Sweet and Sour Brisket
Sweet and Sour Brisket might be just the main course you are searching for. This recipe covers 16% of your daily requirements of vitamins and minerals. This recipe makes 10 servings with 283 calories, 29g of protein, and 13g of fat each. Hanukkah will be even more special with this recipe. It is a rather cheap recipe for fans of Jewish food. Head to the store and pick up garlic, pepper, raisins, and a few other things to make it today. It is a good option if you're following a gluten free and dairy free diet. From preparation to the plate, this recipe takes roughly 3 hours and 30 minutes. Users who liked this recipe also liked Sweet and Sour Brisket, Sweet-and-sour Brisket, and Sweet and Sour Brisket.
Preheat the oven to 300 degrees F.
Pat the brisket dry and sprinkle with the salt and pepper.
Heat 1 tablespoon of the oil over medium-high heat in a Dutch oven or braising pot. Sear the brisket until it is browned, 4 to 5 minutes per side.
Transfer the brisket to a plate.
Add the remaining 1 tablespoon oil to the pot and cook the onion, stirring a few times, until softened, 3 to 5 minutes.
Add the garlic and cook, stirring, for 1 minute.

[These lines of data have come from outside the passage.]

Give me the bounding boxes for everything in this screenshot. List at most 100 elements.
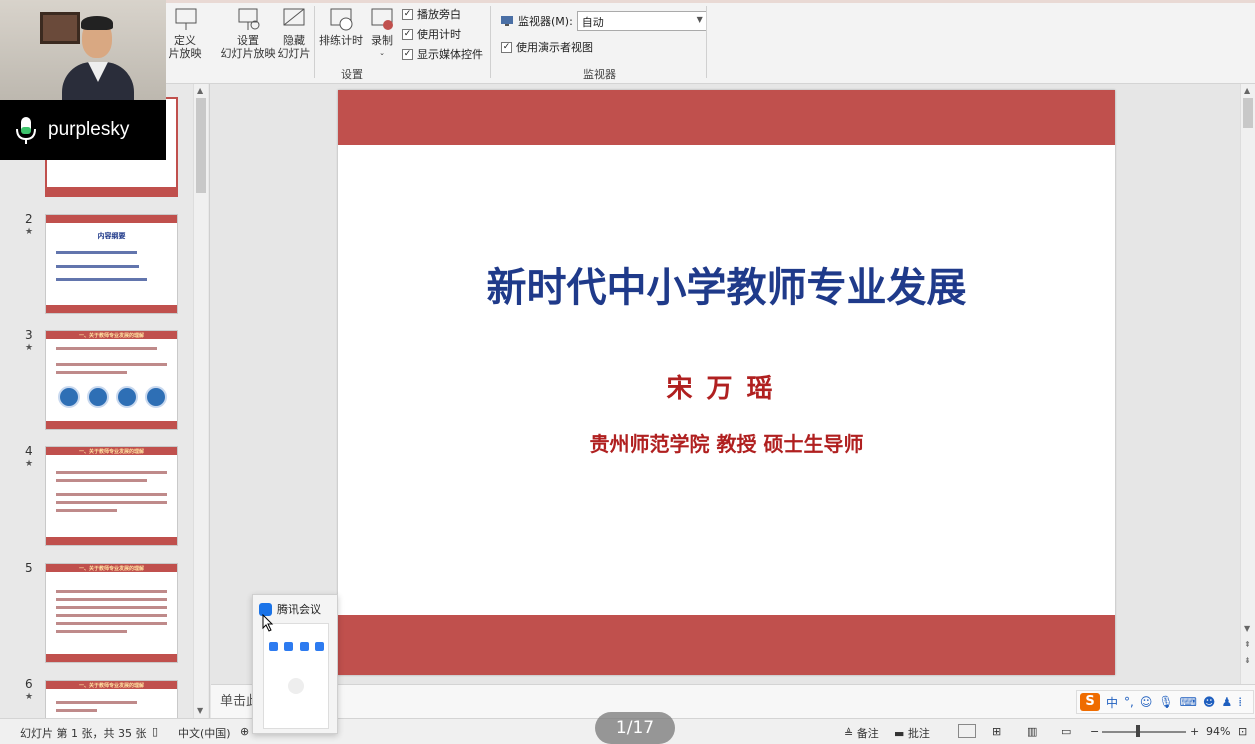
thumbnail-slide-2[interactable]: 内容纲要 <box>45 214 178 314</box>
checkbox-presenter-view-label: 使用演示者视图 <box>516 41 593 54</box>
punctuation-icon[interactable]: °, <box>1124 695 1134 709</box>
monitor-icon <box>501 16 513 26</box>
checkbox-presenter-view-box[interactable]: ✓ <box>501 41 512 53</box>
notes-button[interactable]: ≜ 备注 <box>844 725 879 741</box>
ribbon-divider <box>490 6 491 78</box>
transition-star-icon: ★ <box>25 227 34 237</box>
thumbnail-title: 内容纲要 <box>97 232 126 240</box>
stopwatch-icon <box>330 8 353 31</box>
checkbox-timings[interactable]: ✓ 使用计时 <box>402 26 461 42</box>
ribbon-divider <box>706 6 707 78</box>
thumbnail-text-line <box>56 265 139 268</box>
thumbnail-slide-3[interactable]: 一、关于教师专业发展的理解 <box>45 330 178 430</box>
record-dropdown-icon[interactable]: ⌄ <box>366 47 398 60</box>
ime-toolbar[interactable]: S 中 °, ☺ 🎙 ⌨ ☻ ♟ ⁞ <box>1076 690 1254 714</box>
fit-to-window-icon[interactable]: ⊡ <box>1238 725 1247 738</box>
thumbnail-slide-5[interactable]: 一、关于教师专业发展的理解 <box>45 563 178 663</box>
checkbox-narration-box[interactable]: ✓ <box>402 8 413 20</box>
slide-affiliation: 贵州师范学院 教授 硕士生导师 <box>589 432 864 456</box>
emoji-icon[interactable]: ☺ <box>1140 695 1153 709</box>
record-button[interactable]: 录制 ⌄ <box>366 6 398 60</box>
comments-label: 批注 <box>907 727 930 740</box>
thumbnail-number: 4 <box>25 444 33 458</box>
meeting-preview-button <box>315 642 324 651</box>
thumbnail-text-line <box>56 598 167 601</box>
hide-slide-button[interactable]: 隐藏 幻灯片 <box>276 6 312 60</box>
setup-show-button[interactable]: 设置 幻灯片放映 <box>220 6 276 60</box>
thumbnail-text-line <box>56 709 97 712</box>
monitor-select[interactable]: 自动 ▼ <box>576 11 707 31</box>
previous-slide-icon[interactable]: ⇞ <box>1244 640 1251 649</box>
slide-sorter-icon[interactable]: ⊞ <box>992 725 1001 738</box>
status-icon: ⊕ <box>240 725 250 738</box>
hide-slide-line1: 隐藏 <box>283 34 305 47</box>
scrollbar-thumb[interactable] <box>196 98 206 193</box>
scroll-down-icon[interactable]: ▼ <box>197 706 203 715</box>
user-icon[interactable]: ☻ <box>1203 695 1216 709</box>
scroll-up-icon[interactable]: ▲ <box>197 86 203 95</box>
checkbox-timings-label: 使用计时 <box>417 28 461 41</box>
reading-view-icon[interactable]: ▥ <box>1027 725 1037 738</box>
thumbnail-text-line <box>56 622 167 625</box>
accessibility-icon[interactable]: ▯ <box>152 725 158 738</box>
microphone-icon <box>16 117 36 144</box>
thumbnail-circle <box>87 386 109 408</box>
thumbnail-circle <box>116 386 138 408</box>
hide-slide-line2: 幻灯片 <box>277 47 311 60</box>
thumbnail-text-line <box>56 701 137 704</box>
scroll-down-icon[interactable]: ▼ <box>1244 624 1250 633</box>
checkbox-media-controls-box[interactable]: ✓ <box>402 48 413 60</box>
comments-button[interactable]: ▬ 批注 <box>894 725 930 741</box>
thumbnail-text-line <box>56 493 167 496</box>
slide-author: 宋万瑶 <box>666 374 787 404</box>
setup-show-line1: 设置 <box>237 34 259 47</box>
rehearse-timings-button[interactable]: 排练计时 <box>318 6 364 47</box>
zoom-in-icon[interactable]: + <box>1190 725 1199 738</box>
mouse-cursor-icon <box>262 614 274 632</box>
thumbnail-band <box>46 537 177 545</box>
checkbox-media-controls[interactable]: ✓ 显示媒体控件 <box>402 46 483 62</box>
sogou-logo-icon: S <box>1080 693 1100 711</box>
microphone-icon[interactable]: 🎙 <box>1158 695 1173 709</box>
scrollbar-thumb[interactable] <box>1243 98 1253 128</box>
next-slide-icon[interactable]: ⇟ <box>1244 656 1251 665</box>
thumbnail-number: 3 <box>25 328 33 342</box>
thumbnail-band <box>46 421 177 429</box>
custom-show-button[interactable]: 定义 片放映 <box>162 6 208 60</box>
custom-show-line1: 定义 <box>174 34 196 47</box>
slideshow-view-icon[interactable]: ▭ <box>1061 725 1071 738</box>
scroll-up-icon[interactable]: ▲ <box>1244 86 1250 95</box>
zoom-slider[interactable] <box>1102 731 1186 733</box>
slide-scrollbar[interactable]: ▲ ▼ ⇞ ⇟ <box>1240 84 1255 684</box>
transition-star-icon: ★ <box>25 343 34 353</box>
grid-menu-icon[interactable]: ⁞ <box>1238 695 1242 709</box>
custom-show-line2: 片放映 <box>168 47 202 60</box>
current-slide[interactable]: 新时代中小学教师专业发展 宋万瑶 贵州师范学院 教授 硕士生导师 <box>338 90 1115 675</box>
normal-view-icon[interactable] <box>958 724 976 738</box>
thumbnail-slide-4[interactable]: 一、关于教师专业发展的理解 <box>45 446 178 546</box>
webcam-video <box>0 0 166 100</box>
skin-icon[interactable]: ♟ <box>1221 695 1232 709</box>
thumbnail-slide-6[interactable]: 一、关于教师专业发展的理解 <box>45 680 178 720</box>
zoom-out-icon[interactable]: − <box>1090 725 1099 738</box>
thumbnail-text-line <box>56 590 167 593</box>
zoom-slider-handle[interactable] <box>1136 725 1140 737</box>
transition-star-icon: ★ <box>25 459 34 469</box>
keyboard-icon[interactable]: ⌨ <box>1180 695 1197 709</box>
checkbox-timings-box[interactable]: ✓ <box>402 28 413 40</box>
meeting-preview-thumbnail[interactable] <box>263 623 329 729</box>
ribbon-divider <box>314 6 315 78</box>
thumbnail-text-line <box>56 363 167 366</box>
rehearse-label: 排练计时 <box>319 34 363 47</box>
thumbnail-scrollbar[interactable]: ▲ ▼ <box>193 84 208 720</box>
thumbnail-band <box>47 187 176 195</box>
thumbnail-circle <box>58 386 80 408</box>
ime-mode[interactable]: 中 <box>1106 694 1118 711</box>
meeting-preview-button <box>284 642 293 651</box>
meeting-preview-avatar <box>288 678 304 694</box>
checkbox-presenter-view[interactable]: ✓ 使用演示者视图 <box>501 39 593 55</box>
checkbox-narration[interactable]: ✓ 播放旁白 <box>402 6 461 22</box>
zoom-level[interactable]: 94% <box>1206 725 1230 738</box>
language-indicator[interactable]: 中文(中国) <box>178 725 231 741</box>
thumbnail-circle <box>145 386 167 408</box>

Add the tomato sauce, broth, brown sugar, 1/3 cup of the vinegar, the raisins, peppercorns, and allspice and stir to combine well. Bring mixture to a boil, return brisket and any accumulated juices to the pot, spoon some of the tomato-vinegar mixture over the brisket, cover tightly, and transfer to the oven. Cook until the brisket is fork tender, 2 1/2 to 3 hours.
Remove the brisket from the oven, transfer the meat to a cutting board, and let rest for 10 to 20 minutes or, if serving later, cover and refrigerate the meat and sauce for several hours or overnight. When you are ready to serve, cut the meat against the grain into 1/4- inch thick slices. Stir the remaining 1 tablespoon vinegar into the warm sauce. Return the sliced brisket to the sauce until heated through, then serve.
Recommended wine: Shiraz, Tempranillo, Zinfandel
Brisket works really well with Shiraz, Tempranillo, and Zinfandel. All these red wines can handle the meaty, smokey flavor of brisket. If you're talking traditional Jewish brisket, you'll want to look for a kosher red wine. One wine you could try is Lagier Meredith Syrah. It has 4.5 out of 5 stars and a bottle costs about 53 dollars.
Lagier Meredith SyrahOur Syrah has been described as having one foot in the Northern Rhône and one foot in Northern California. The flavor is reminiscent of the Northern Rhône with its spice and white pepper and violet aromas, but it has more extract and body. In many red wines, big color usually means big tannin, but (for reasons we may never understand) our wine is not harshly tannic so it drinks well when it is young.